Berlin Film Festival Acknowledges Founder's Nazi Past

Alfred Bauer
Courtesy of the Berlin Film Festival

An independent study confirmed media reports that Berlinale founder Alfred Bauer was a key figure in Nazi film propaganda and that, after World War II, he deliberately lied about his involvement with Hitler's regime.

The Berlin Film Festival has come clean about its founder, Alfred Bauer, acknowledging the man who launched Germany's premier cinema event 70 years ago had close ties to the Nazi regime and was a key figure in Joseph Goebbels' propaganda efforts.

The festival on Wednesday announced the findings of an independent study it commissioned with the Leibniz Institute for Contemporary History to look into Bauer's past. It found that Bauer's role in the Nazi's propaganda efforts "was more significant than previously known and was systematically covered up by him after 1945."

Bauer, who died in 1986, served as an advisor to the Reichsfilmintendanz, the body set up by Propaganda Minister Goebbels to direct official film policy under the Nazi government and make sure German movies were in accordance with Adolf Hitler's racist and antisemitic ideology. The new study, conducted by Dr. Tobias Hof, revealed that Bauer was a devoted Nazi. He signed up to various National Socialists organizations as early as 1933, the year Hitler took power, and, in 1937, officially joined the Nazi party.

In his work for the Reichsfilmintendanz, Hof concludes, Bauer "contributed to the functioning, stabilization, and legitimation of the Nazi regime." During Bauer's time with the Reichsfilmintendanz, the division authorized such films as Veit Harlan's Kolberg (1945), a war drama meant to encourage the German population to fight the Allies to the last man. A Nazi file on Bauer calls him a "devoted" member of the SA, the Nazi Party's original paramilitary wing.

After the end of World War II, Bauer covered up his involvement, Hof found, "through deliberately false statements, half-truths, and claims and instead constructed an image with which he presented himself as an opponent of the Nazi regime."

It worked. Bauer was able to continue his career in the German film industry and when Oscar Martay, a film officer of the U.S. Army stationed in Berlin, persuaded the American military to fund the first Berlin Film Festival in 1951, he picked Bauer to run it. Bauer remained the Berlin Film Festival director through 1976.

For decades Alfred Bauer was held up as an emblem of the Berlin festival's supposed core values of openness and tolerance. Following his death in 1986, Berlin named a new award, the Alfred Bauer Prize, in his honor, recognizing work that "opens new perspectives on cinematic art."
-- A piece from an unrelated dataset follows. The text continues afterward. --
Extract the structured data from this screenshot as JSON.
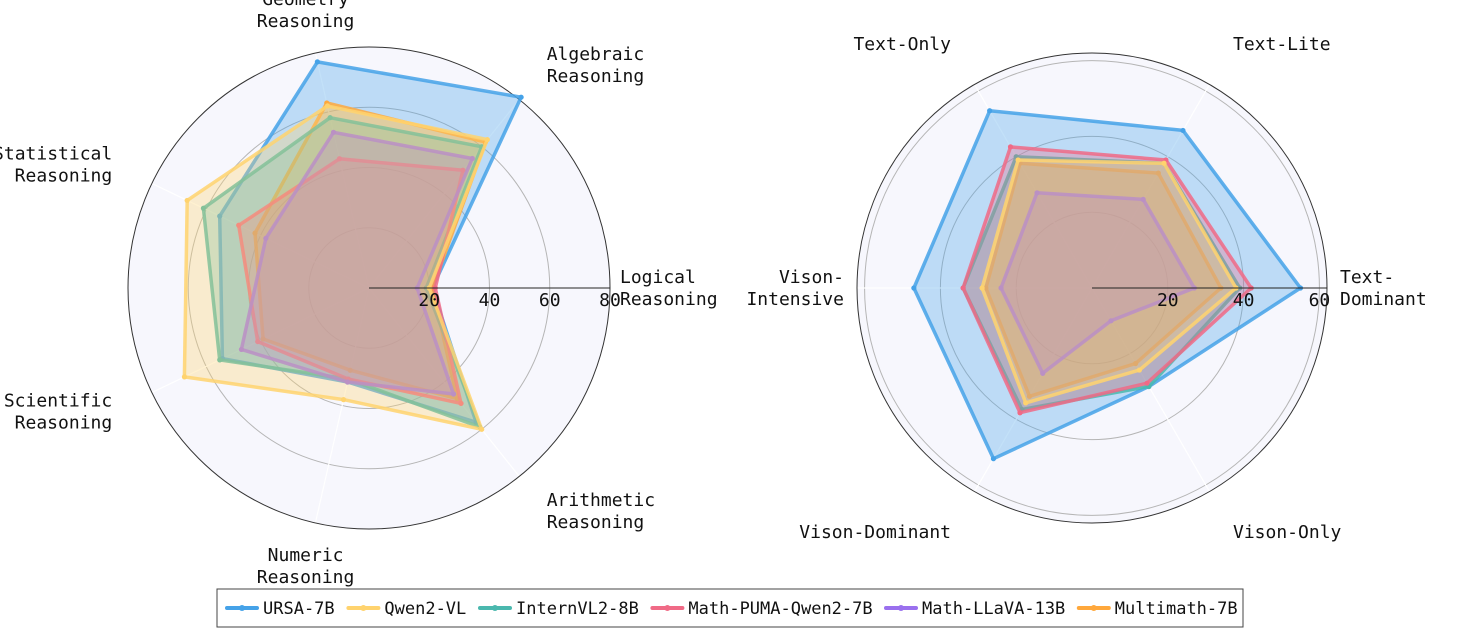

But new revelations about Bauer's past, first reported in German newspaper Die Zeit in February this year, just ahead of the 70th Berlinale, sparked a reassessment of his legacy. The Alfred Bauer Prize was dropped (it has been replaced with a new, neutrally-named Silver Bear honor) and Berlin commissioned the independent study.

"The new and now scientifically researched findings about Alfred Bauer's responsibilities in the Reichsfilmintendanz and his behavior in the denazification process are startling," said Berlinale executive director Mariette Rissenbeek. "Nevertheless, they constitute an important element in the process of dealing with the Nazi past of cultural institutions which were founded after 1945. The question, therefore, arises as to which personnel-oriented continuities shaped the German cultural scene in the post-war years. The new knowledge also changes the view of the founding years of the Berlinale."